Improving Blood Monocyte Energy Metabolism Enhances Its Ability to Phagocytose Amyloid-β and Prevents Alzheimer's Disease-Type Pathology and Cognitive Deficits

Deficiencies in the clearance of peripheral amyloid beta (A beta) play a crucial role in the progression of Alzheimer's disease (AD). Previous studies have shown that the ability of blood monocytes to phagocytose A beta is decreased in AD. However, the exact mechanism of A beta clearance dysfunction in AD monocytes remains unclear. In the present study, we found that blood monocytes in AD mice exhibited decreases in energy metabolism, which was accompanied by cellular senescence, a senescence-associated secretory phenotype, and dysfunctional phagocytosis of A beta.

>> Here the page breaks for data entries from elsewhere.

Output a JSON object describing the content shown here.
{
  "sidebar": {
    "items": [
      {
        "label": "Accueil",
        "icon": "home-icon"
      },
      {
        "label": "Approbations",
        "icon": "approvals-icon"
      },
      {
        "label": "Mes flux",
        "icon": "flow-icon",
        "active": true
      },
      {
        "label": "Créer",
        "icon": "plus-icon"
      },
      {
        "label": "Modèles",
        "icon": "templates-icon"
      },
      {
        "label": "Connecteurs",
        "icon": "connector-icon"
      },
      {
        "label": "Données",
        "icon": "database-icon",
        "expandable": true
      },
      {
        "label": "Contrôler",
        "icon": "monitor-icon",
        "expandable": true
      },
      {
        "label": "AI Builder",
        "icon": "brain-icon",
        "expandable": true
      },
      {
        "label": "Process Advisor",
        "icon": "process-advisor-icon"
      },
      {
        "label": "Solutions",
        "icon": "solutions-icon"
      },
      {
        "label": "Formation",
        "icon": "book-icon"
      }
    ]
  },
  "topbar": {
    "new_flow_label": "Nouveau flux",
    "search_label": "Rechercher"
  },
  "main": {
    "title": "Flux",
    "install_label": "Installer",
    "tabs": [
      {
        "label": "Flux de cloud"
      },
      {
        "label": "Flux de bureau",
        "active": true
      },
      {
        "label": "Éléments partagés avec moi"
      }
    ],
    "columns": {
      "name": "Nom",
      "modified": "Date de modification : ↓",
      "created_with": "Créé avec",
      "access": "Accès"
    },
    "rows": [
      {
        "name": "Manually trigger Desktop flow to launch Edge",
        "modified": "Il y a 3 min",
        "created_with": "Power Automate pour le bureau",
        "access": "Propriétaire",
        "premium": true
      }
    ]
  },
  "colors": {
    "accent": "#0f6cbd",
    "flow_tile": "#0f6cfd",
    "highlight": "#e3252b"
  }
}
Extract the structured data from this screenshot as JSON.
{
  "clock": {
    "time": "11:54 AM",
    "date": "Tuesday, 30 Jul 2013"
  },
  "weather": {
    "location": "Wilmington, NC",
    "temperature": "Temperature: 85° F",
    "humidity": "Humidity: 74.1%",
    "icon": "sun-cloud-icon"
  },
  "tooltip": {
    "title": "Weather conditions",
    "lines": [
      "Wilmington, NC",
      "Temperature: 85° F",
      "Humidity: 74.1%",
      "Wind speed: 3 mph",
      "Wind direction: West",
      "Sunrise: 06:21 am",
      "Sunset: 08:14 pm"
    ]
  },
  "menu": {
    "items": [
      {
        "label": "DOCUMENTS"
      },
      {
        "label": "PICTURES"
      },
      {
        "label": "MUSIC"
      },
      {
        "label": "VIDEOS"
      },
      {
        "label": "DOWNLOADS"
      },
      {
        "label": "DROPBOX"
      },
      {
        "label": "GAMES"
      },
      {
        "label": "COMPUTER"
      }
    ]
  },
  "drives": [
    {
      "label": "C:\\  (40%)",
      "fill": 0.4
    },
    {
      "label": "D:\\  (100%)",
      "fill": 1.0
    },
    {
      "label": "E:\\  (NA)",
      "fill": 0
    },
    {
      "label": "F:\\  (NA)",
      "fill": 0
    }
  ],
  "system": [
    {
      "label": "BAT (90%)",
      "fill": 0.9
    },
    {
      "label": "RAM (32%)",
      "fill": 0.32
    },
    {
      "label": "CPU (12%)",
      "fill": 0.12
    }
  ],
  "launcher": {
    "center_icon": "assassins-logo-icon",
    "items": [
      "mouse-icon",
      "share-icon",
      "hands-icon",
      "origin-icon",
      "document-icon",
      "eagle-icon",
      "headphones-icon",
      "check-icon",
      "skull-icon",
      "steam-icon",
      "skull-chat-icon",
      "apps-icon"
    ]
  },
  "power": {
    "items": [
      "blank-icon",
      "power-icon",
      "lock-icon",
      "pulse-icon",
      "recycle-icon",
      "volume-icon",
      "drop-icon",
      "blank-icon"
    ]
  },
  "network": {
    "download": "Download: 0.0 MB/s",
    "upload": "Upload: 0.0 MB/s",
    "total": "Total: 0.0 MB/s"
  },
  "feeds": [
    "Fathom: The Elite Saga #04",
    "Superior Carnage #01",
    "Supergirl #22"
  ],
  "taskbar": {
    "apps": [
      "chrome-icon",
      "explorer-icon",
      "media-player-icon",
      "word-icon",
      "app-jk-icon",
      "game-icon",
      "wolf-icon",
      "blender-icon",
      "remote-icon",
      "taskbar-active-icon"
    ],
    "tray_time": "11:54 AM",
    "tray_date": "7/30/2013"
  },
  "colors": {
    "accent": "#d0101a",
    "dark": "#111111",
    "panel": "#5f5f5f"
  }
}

Improving energy metabolism rejuvenated monocytes and enhanced their ability to phagocytose A beta in vivo and in vitro. Moreover, enhancing blood monocyte A beta phagocytosis by improving energy metabolism alleviated brain A beta deposition and neuroinflammation and eventually improved cognitive function in AD mice. This study reveals a new mechanism of impaired A beta phagocytosis in monocytes and provides evidence that restoring their energy metabolism may be a novel therapeutic strategy for AD.

Automated summary

A study found that decreased energy metabolism in blood monocytes is associated with cellular senescence, dysfunctional phagocytosis of amyloid beta (A beta), and the progression of Alzheimer's disease (AD). Improving energy metabolism rejuvenates monocytes and enhances their ability to phagocytose A beta, leading to reduced A beta deposition and neuroinflammation, and improved cognitive function in AD mice. This study reveals a new mechanism of impaired A beta phagocytosis in monocytes and suggests restoring energy metabolism as a novel therapeutic strategy for AD.